M-TAG agrees to join regional toll system


Maryland's M-TAG electronic toll service will link up with the East Coast's E-ZPass system by the end of the year, allowing M-TAG customers to move with ease through tollgates from Massachusetts to West Virginia.

In both systems, customers affix a small transponder to their vehicle's windshield. At a tollgate, a computer reads the transponder, deducts the toll from a prepaid account and permits the motorist to pass without stopping, saving time for the driver and reducing congestion.

E-ZPass operates in Massachusetts, New York, New Jersey, Pennsylvania, Delaware and West Virginia, and has more than 5 million customers.

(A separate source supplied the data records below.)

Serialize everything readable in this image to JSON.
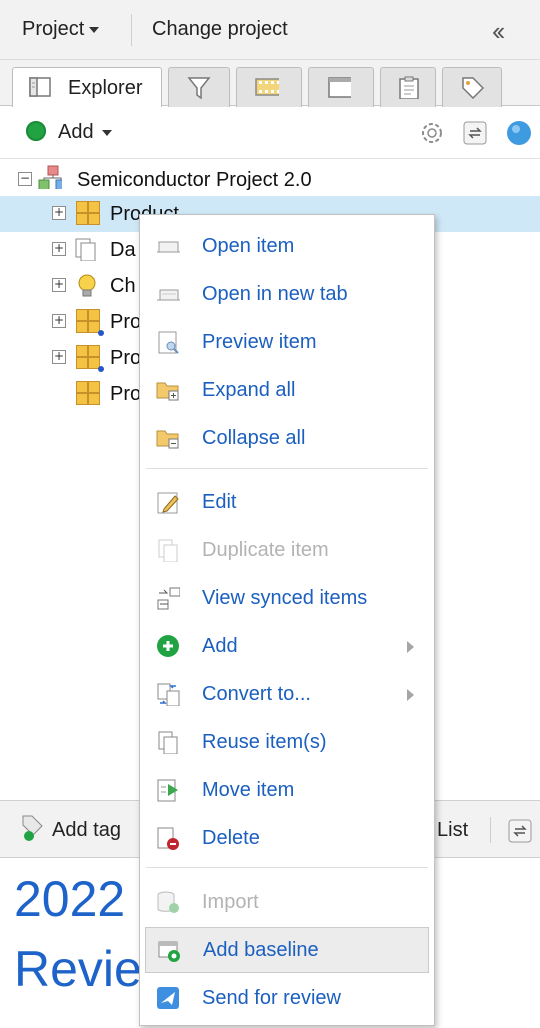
{
  "header": {
    "project_label": "Project",
    "change_project_label": "Change project",
    "collapse_icon": "double-chevron-left-icon"
  },
  "tabs": [
    {
      "label": "Explorer",
      "icon": "explorer-icon",
      "active": true
    },
    {
      "label": "",
      "icon": "filter-icon"
    },
    {
      "label": "",
      "icon": "film-strip-icon"
    },
    {
      "label": "",
      "icon": "window-icon"
    },
    {
      "label": "",
      "icon": "clipboard-icon"
    },
    {
      "label": "",
      "icon": "tag-icon"
    }
  ],
  "toolbar": {
    "add_label": "Add"
  },
  "tree": {
    "root": "Semiconductor Project 2.0",
    "items": [
      {
        "label": "Product",
        "selected": true
      },
      {
        "label": "Da"
      },
      {
        "label": "Ch"
      },
      {
        "label": "Pro"
      },
      {
        "label": "Pro"
      },
      {
        "label": "Pro"
      }
    ]
  },
  "bottom": {
    "add_tag_label": "Add tag",
    "list_label": "List",
    "heading_line1": "2022",
    "heading_line2": "Revie"
  },
  "context_menu": {
    "items": [
      {
        "label": "Open item",
        "icon": "open-item-icon"
      },
      {
        "label": "Open in new tab",
        "icon": "open-new-tab-icon"
      },
      {
        "label": "Preview item",
        "icon": "preview-icon"
      },
      {
        "label": "Expand all",
        "icon": "expand-all-icon"
      },
      {
        "label": "Collapse all",
        "icon": "collapse-all-icon"
      },
      {
        "label": "Edit",
        "icon": "pencil-icon"
      },
      {
        "label": "Duplicate item",
        "icon": "duplicate-icon",
        "disabled": true
      },
      {
        "label": "View synced items",
        "icon": "synced-items-icon"
      },
      {
        "label": "Add",
        "icon": "add-circle-icon",
        "submenu": true
      },
      {
        "label": "Convert to...",
        "icon": "convert-icon",
        "submenu": true
      },
      {
        "label": "Reuse item(s)",
        "icon": "reuse-icon"
      },
      {
        "label": "Move item",
        "icon": "move-item-icon"
      },
      {
        "label": "Delete",
        "icon": "delete-icon"
      },
      {
        "label": "Import",
        "icon": "import-icon",
        "disabled": true
      },
      {
        "label": "Add baseline",
        "icon": "baseline-icon",
        "hovered": true
      },
      {
        "label": "Send for review",
        "icon": "send-review-icon"
      }
    ]
  },
  "colors": {
    "accent_blue": "#1b5fbf",
    "selection": "#cfe8f7",
    "add_green": "#21a344",
    "delete_red": "#c0262d"
  }
}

Motorists have called for compatibility between the systems since M-TAG's launch two years ago, and officials in Maryland say they planned to form a reciprocal agreement once their system got on its feet.

"The clear benefit is one regional electronic toll system throughout the Northeast so customers can move through these facilities without stopping and having to pay cash," said Lori Vidil of the Maryland Transportation Authority. Human toll takers can process about 500 vehicles an hour, compared with electronic toll booths, which can handle 1,100.

Because Maryland uses the M-TAG system, its customers have had to choose between losing out on convenience when they use the E-ZPass facilities or patronizing both systems. The lack of compatibility also grated on E-ZPass drivers who had to pay the old-fashioned way in Maryland.

"I've actually received more requests from individuals from other states," Vidil said. "People in and out of Maryland are anxious for this change."

With the linkup of the two systems, the Transportation Authority expects its M-TAG customer base to increase. It serves 64,000 commuter customers, and an additional 100,000 transponders have been ordered in anticipation of the end-of-the-year change. No date has been set.

"The way it works now, once people cross over the Maryland line, M-TAG is no longer valid, which has prevented people from purchasing it," said Myra Wieman of the Mid-Atlantic AAA. "More people will be apt to purchase the electronic tag if they travel through that territory on a regular basis. We are 150 percent supportive of this."

Making the two systems compatible will require other changes.

M-TAG holders pay a flat $20 fee for a set of 50 trips valid for 60 days at any of the agency's three harbor crossings -- the Harbor Tunnel, the Fort McHenry Tunnel and the Key Bridge.

E-ZPass customers pay the cash value of tolls, and under the combined system, M-TAG customers will do the same.

Commuter discount plans will continue to be available with deadlines for using the trips. But M-TAG customers who pay full-fare tolls will have no deadline for using them.

When the reciprocal program begins, Maryland will expand its M-TAG service to the John F. Kennedy Memorial Highway (Interstate 95) toll plaza.